Friday, March 03, 2006

Weekend Whoas

It’s one of those days. You know, the kind of day where you can’t walk two feet without bumping into the wall or stepping on a nail. Although, knock wood, I haven’t actually done either of those two things. Yet.

First thing this morning, barely on my second cup of coffee and test driving a new knife on an old apple, I expertly sliced right through my thumb. Let me testify now: that new knife -- it’s a sharp one. Ooh baby, yes. Sharp indeed.

Once I’d fashioned a toilet paper tourniquet for my injured appendage, I began a morning-long lesson on the importance of opposable thumbs. I was learning quite a lot and considered writing an ode to my damaged digit when, quite unexpectedly, I blinded myself.

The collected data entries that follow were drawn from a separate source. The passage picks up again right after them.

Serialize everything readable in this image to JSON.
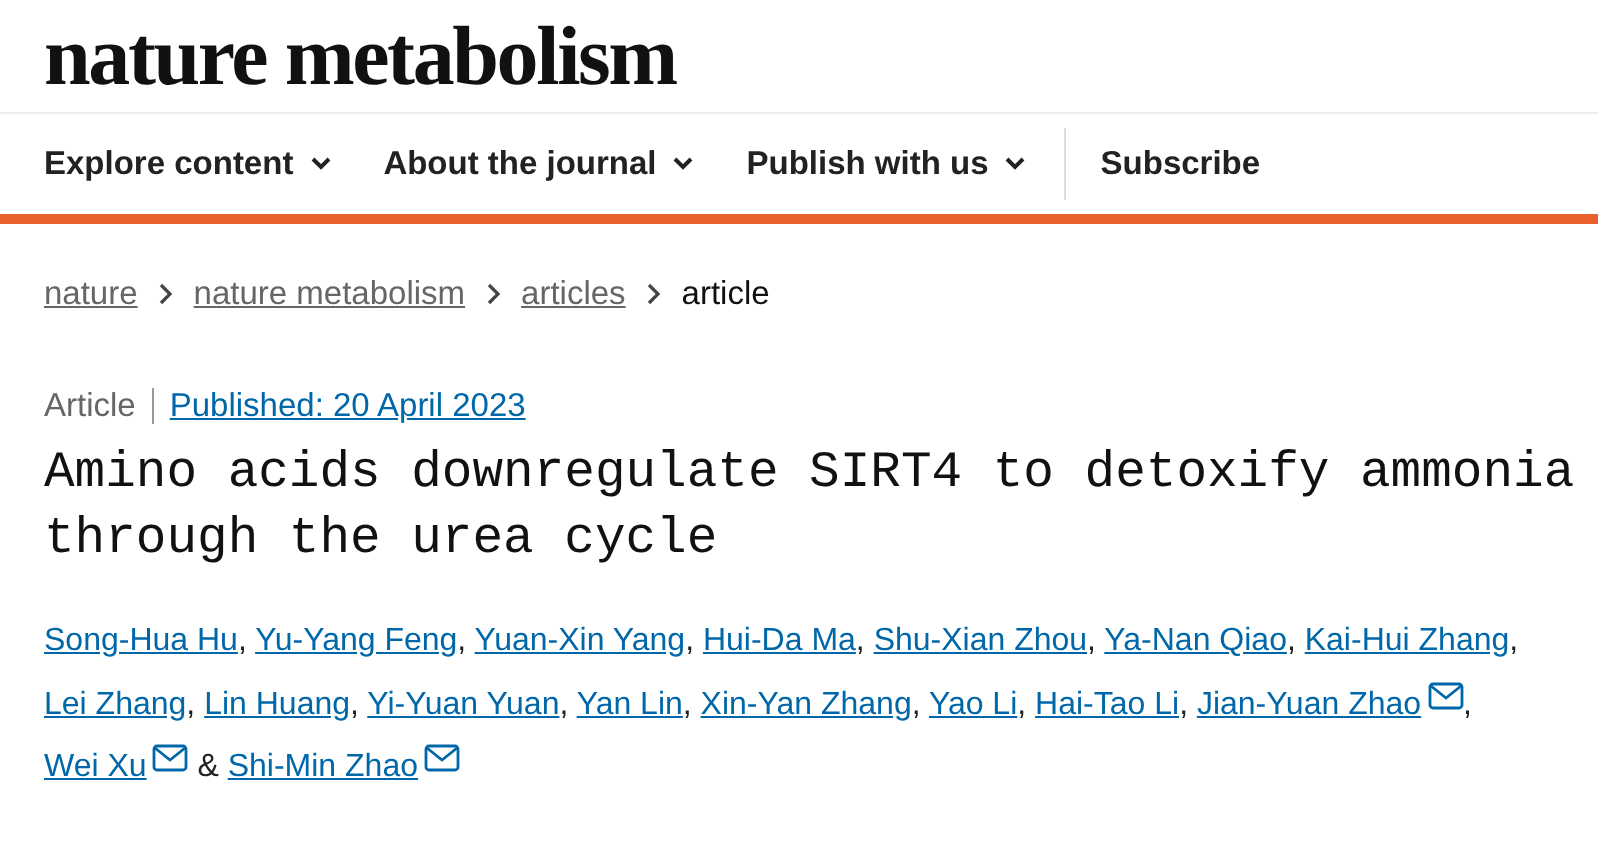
{
  "logo": "nature metabolism",
  "nav": [
    {
      "label": "Explore content",
      "dropdown": true
    },
    {
      "label": "About the journal",
      "dropdown": true
    },
    {
      "label": "Publish with us",
      "dropdown": true
    },
    {
      "label": "Subscribe",
      "dropdown": false
    }
  ],
  "breadcrumb": [
    {
      "label": "nature",
      "current": false
    },
    {
      "label": "nature metabolism",
      "current": false
    },
    {
      "label": "articles",
      "current": false
    },
    {
      "label": "article",
      "current": true
    }
  ],
  "article_type": "Article",
  "published": "Published: 20 April 2023",
  "title": "Amino acids downregulate SIRT4 to detoxify ammonia through the urea cycle",
  "authors": [
    {
      "name": "Song-Hua Hu",
      "email": false,
      "separator": ","
    },
    {
      "name": "Yu-Yang Feng",
      "email": false,
      "separator": ","
    },
    {
      "name": "Yuan-Xin Yang",
      "email": false,
      "separator": ","
    },
    {
      "name": "Hui-Da Ma",
      "email": false,
      "separator": ","
    },
    {
      "name": "Shu-Xian Zhou",
      "email": false,
      "separator": ","
    },
    {
      "name": "Ya-Nan Qiao",
      "email": false,
      "separator": ","
    },
    {
      "name": "Kai-Hui Zhang",
      "email": false,
      "separator": ","
    },
    {
      "name": "Lei Zhang",
      "email": false,
      "separator": ","
    },
    {
      "name": "Lin Huang",
      "email": false,
      "separator": ","
    },
    {
      "name": "Yi-Yuan Yuan",
      "email": false,
      "separator": ","
    },
    {
      "name": "Yan Lin",
      "email": false,
      "separator": ","
    },
    {
      "name": "Xin-Yan Zhang",
      "email": false,
      "separator": ","
    },
    {
      "name": "Yao Li",
      "email": false,
      "separator": ","
    },
    {
      "name": "Hai-Tao Li",
      "email": false,
      "separator": ","
    },
    {
      "name": "Jian-Yuan Zhao",
      "email": true,
      "separator": ","
    },
    {
      "name": "Wei Xu",
      "email": true,
      "separator": "&"
    },
    {
      "name": "Shi-Min Zhao",
      "email": true
    }
  ]
}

Okay, well, now… it wasn’t wholly unexpected. You see, I knew I’d be temporarily blinded when I took off my disposable contacts and threw them away. What I didn’t know was that my glasses were on spring break. Apparently, they hitched a ride to Walla Walla for the week. (Hey, do you know where glasses go to party? I thought not!) They didn’t leave a note, but I’m looking forward to seeing the pictures – when they come back.

If they come back.

Admittedly, my relationship with my glasses is not a close one. I’m not entirely sure that they came to San Diego with me at all. They might have skipped off to storage in Nashville with some close friends. Or they might be napping in my makeup case at the theatre. Luckily, as I won’t be back to the theatre for three days, I have no shortage of extra contacts.